The child in the house
A child lives in a large house that shrinking every day, and no matter how much they try, they cannot bring themselves to leave it.
They look out of the window and imagine a different day, one far ahead of them when the doors have swung open. They have merrily skipped outside, to a day better and happier and where they are worth so much more than they are now. But they haven’t anywhere to go, they thought watching a small crack works its way from the wall to the ceiling, and once they do leave, they can’t come back. What if they had nowhere to go? Well, perhaps anywhere would be better than this? But anywhere cannot be reached until they open the door and step through it. Then the child cries, as another floorboard snaps and a chip of plaster patters down on their head, and the room is half the size it was yesterday. Or was that the day before?
It was a strange place, though they didn’t know that, the house so cold and dim. The child liked to sit by the fire, close their eyes and pretend. It might be something happy. Sometimes it might be something sad. Often it was just something. As the wallpaper faded and the plants withered, everyone who came to the house was presented with a mannequin whom they liked. The child in the house began to carry a candle with them wherever they went so that they never left the fire that made them so much warmer. It didn’t make them feel any better now.

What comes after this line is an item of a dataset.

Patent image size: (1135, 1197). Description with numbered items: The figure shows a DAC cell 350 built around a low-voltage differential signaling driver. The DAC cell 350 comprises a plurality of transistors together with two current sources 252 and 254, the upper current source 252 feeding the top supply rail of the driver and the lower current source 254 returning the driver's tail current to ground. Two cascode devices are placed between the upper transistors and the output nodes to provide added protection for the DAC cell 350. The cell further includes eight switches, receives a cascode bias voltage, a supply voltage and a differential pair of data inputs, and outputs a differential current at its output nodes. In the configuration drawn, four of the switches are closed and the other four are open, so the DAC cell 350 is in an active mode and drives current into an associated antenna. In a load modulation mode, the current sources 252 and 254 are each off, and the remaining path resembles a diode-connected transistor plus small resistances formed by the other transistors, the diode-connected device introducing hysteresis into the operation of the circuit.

The mirrors would whisper to them. The glass couldn’t help it; they’d tell them all the reasons they should be scared of the outside, their skin, their hair, their fat, their friends. They had friends once, but now they had the house, the bannisters on which they would run their fingers, and the hallways in which they would lie down and inspect the floor.
Pipes and weirs ran through it like veins and lymph, and they drank from it at the rusted sores that were the sinks and showers. Each day was the same, except the house never was, for as much as they would have liked to, they couldn’t stop the crumbling.
They never escaped that house. After so much time, they didn’t know how to.